To apply the homomorphism theorem the map should be an epimorphism.

In the other hand to count how many elements in the image are, you just got to see is the orders of $\varphi(1,0)=(2,7,3,11,5)(12,13)$ and $\varphi(0,1)$ which happen to be ten and six respectively. Then $|{\rm im}\varphi|$ is $60$.

Update:

The next calculations might help you to understand \begin{eqnarray*} \varphi(2,0)&=&((2,7,3,11,5)(12,13))^2,\\ &=&(2,3,5,7,11).\\ &&\\ \varphi(3,0)&=&((2,7,3,11,5)(12,13))^3,\\ &=&(2,11,7,5,3)(12,13).\\ &&\\ \varphi(4,0)&=&(2,5,11,3,7).\\ &&\\ \varphi(5,0)&=&(12,13).\\ &&\\ &...&\\ &&\\ \varphi(10,0)&=&e. \end{eqnarray*}

Answer 2

Set, for simplicity, $\sigma=\varphi(1,0)$ and $\tau=\varphi(0,1)$. Then $$ \sigma=(2,7,3,11,5)(12,13) $$ and so $\sigma$ and $\tau$ are disjoint, so $\sigma\tau=\tau\sigma$ and the homomorphism is indeed well defined.
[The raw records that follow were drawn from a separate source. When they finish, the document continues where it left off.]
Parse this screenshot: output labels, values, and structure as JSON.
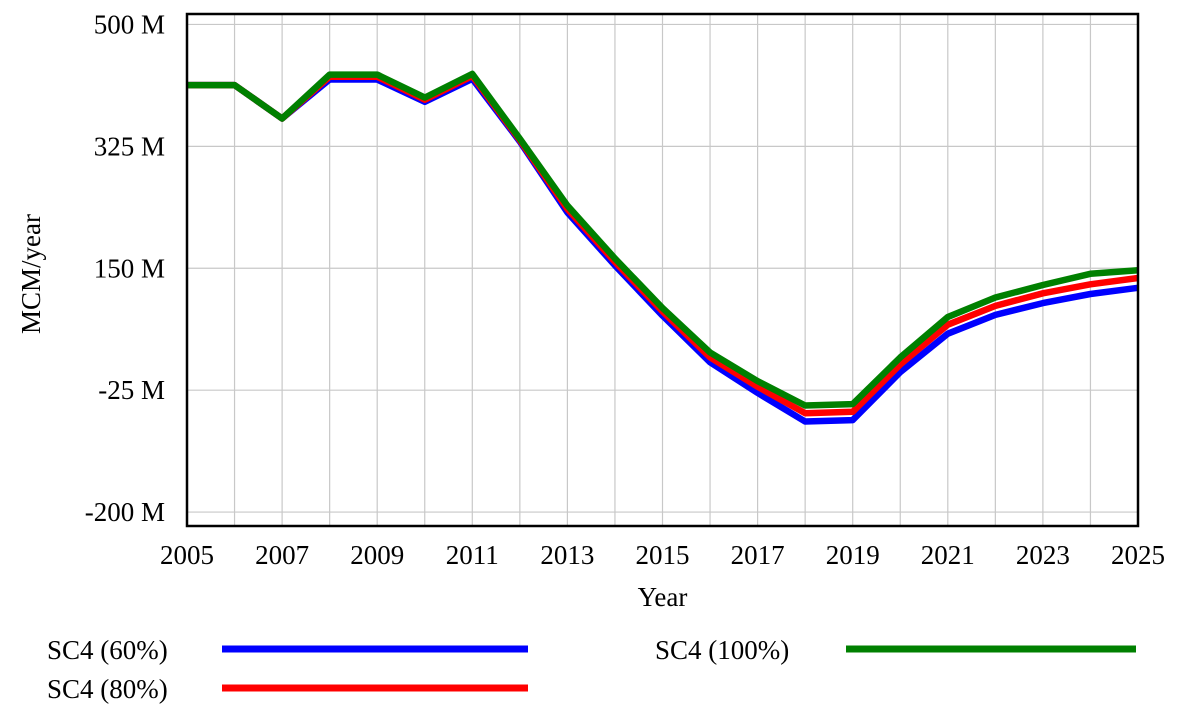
{
  "chart_data": {
    "type": "line",
    "xlabel": "Year",
    "ylabel": "MCM/year",
    "x": [
      2005,
      2006,
      2007,
      2008,
      2009,
      2010,
      2011,
      2012,
      2013,
      2014,
      2015,
      2016,
      2017,
      2018,
      2019,
      2020,
      2021,
      2022,
      2023,
      2024,
      2025
    ],
    "xlim": [
      2005,
      2025
    ],
    "ylim": [
      -220,
      515
    ],
    "x_ticks": [
      2005,
      2007,
      2009,
      2011,
      2013,
      2015,
      2017,
      2019,
      2021,
      2023,
      2025
    ],
    "x_tick_labels": [
      "2005",
      "2007",
      "2009",
      "2011",
      "2013",
      "2015",
      "2017",
      "2019",
      "2021",
      "2023",
      "2025"
    ],
    "y_ticks": [
      500,
      325,
      150,
      -25,
      -200
    ],
    "y_tick_labels": [
      "500 M",
      "325 M",
      "150 M",
      "-25 M",
      "-200 M"
    ],
    "grid": true,
    "legend_position": "bottom",
    "series": [
      {
        "name": "SC4 (60%)",
        "color": "#0000ff",
        "values": [
          413,
          413,
          365,
          421,
          421,
          389,
          422,
          332,
          230,
          154,
          82,
          15,
          -29,
          -70,
          -68,
          1,
          56,
          83,
          100,
          113,
          122
        ]
      },
      {
        "name": "SC4 (80%)",
        "color": "#ff0000",
        "values": [
          413,
          413,
          365,
          425,
          425,
          392,
          426,
          334,
          235,
          159,
          88,
          22,
          -20,
          -58,
          -56,
          12,
          69,
          96,
          114,
          127,
          136
        ]
      },
      {
        "name": "SC4 (100%)",
        "color": "#008000",
        "values": [
          413,
          413,
          365,
          428,
          428,
          395,
          429,
          336,
          240,
          164,
          93,
          29,
          -12,
          -47,
          -45,
          22,
          80,
          108,
          126,
          142,
          147
        ]
      }
    ]
  }
}
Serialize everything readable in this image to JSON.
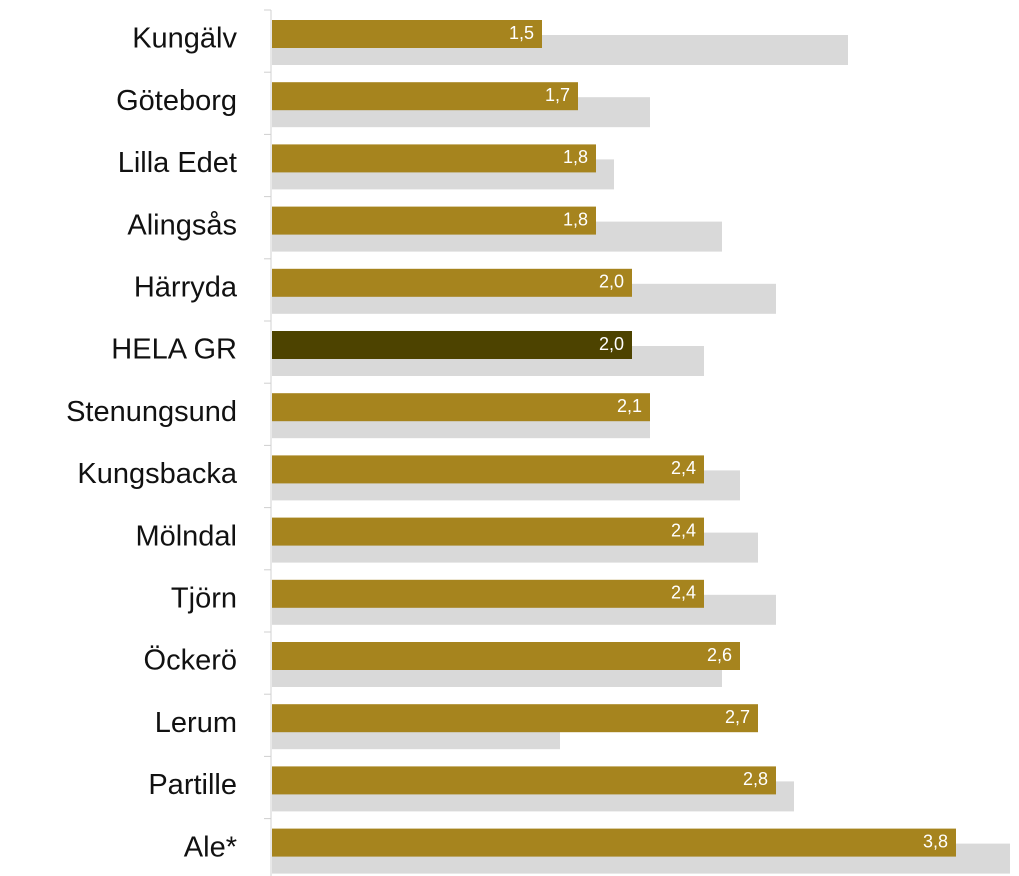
{
  "chart_data": {
    "type": "bar",
    "orientation": "horizontal",
    "categories": [
      "Kungälv",
      "Göteborg",
      "Lilla Edet",
      "Alingsås",
      "Härryda",
      "HELA GR",
      "Stenungsund",
      "Kungsbacka",
      "Mölndal",
      "Tjörn",
      "Öckerö",
      "Lerum",
      "Partille",
      "Ale*"
    ],
    "series": [
      {
        "color": "#a6841e",
        "colors": [
          "#a6841e",
          "#a6841e",
          "#a6841e",
          "#a6841e",
          "#a6841e",
          "#4d4300",
          "#a6841e",
          "#a6841e",
          "#a6841e",
          "#a6841e",
          "#a6841e",
          "#a6841e",
          "#a6841e",
          "#a6841e"
        ],
        "values": [
          1.5,
          1.7,
          1.8,
          1.8,
          2.0,
          2.0,
          2.1,
          2.4,
          2.4,
          2.4,
          2.6,
          2.7,
          2.8,
          3.8
        ],
        "value_labels": [
          "1,5",
          "1,7",
          "1,8",
          "1,8",
          "2,0",
          "2,0",
          "2,1",
          "2,4",
          "2,4",
          "2,4",
          "2,6",
          "2,7",
          "2,8",
          "3,8"
        ]
      },
      {
        "color": "#d9d9d9",
        "values": [
          3.2,
          2.1,
          1.9,
          2.5,
          2.8,
          2.4,
          2.1,
          2.6,
          2.7,
          2.8,
          2.5,
          1.6,
          2.9,
          4.1
        ]
      }
    ],
    "xlim": [
      0,
      4.15
    ]
  }
}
The image of $\varphi$ is an abelian subgroup of $S_{15}$, so it certainly isn't the whole $S_{15}$.

Set, for simplicity, $\sigma=\varphi(1,0)$ and $\tau=\varphi(0,1)$. Then $$ \varphi(m,n)=\sigma^m\tau^n $$ and so the image of $\varphi$ is the subgroup generated by $\sigma$ and $\tau$. Now you should be able to finish, using the fact that there is an obvious surjective homomorphism $$ \langle\sigma\rangle\times\langle\tau\rangle\to \langle\sigma\rangle\langle\tau\rangle=\operatorname{im}\varphi $$ What's the kernel of this homomorphism?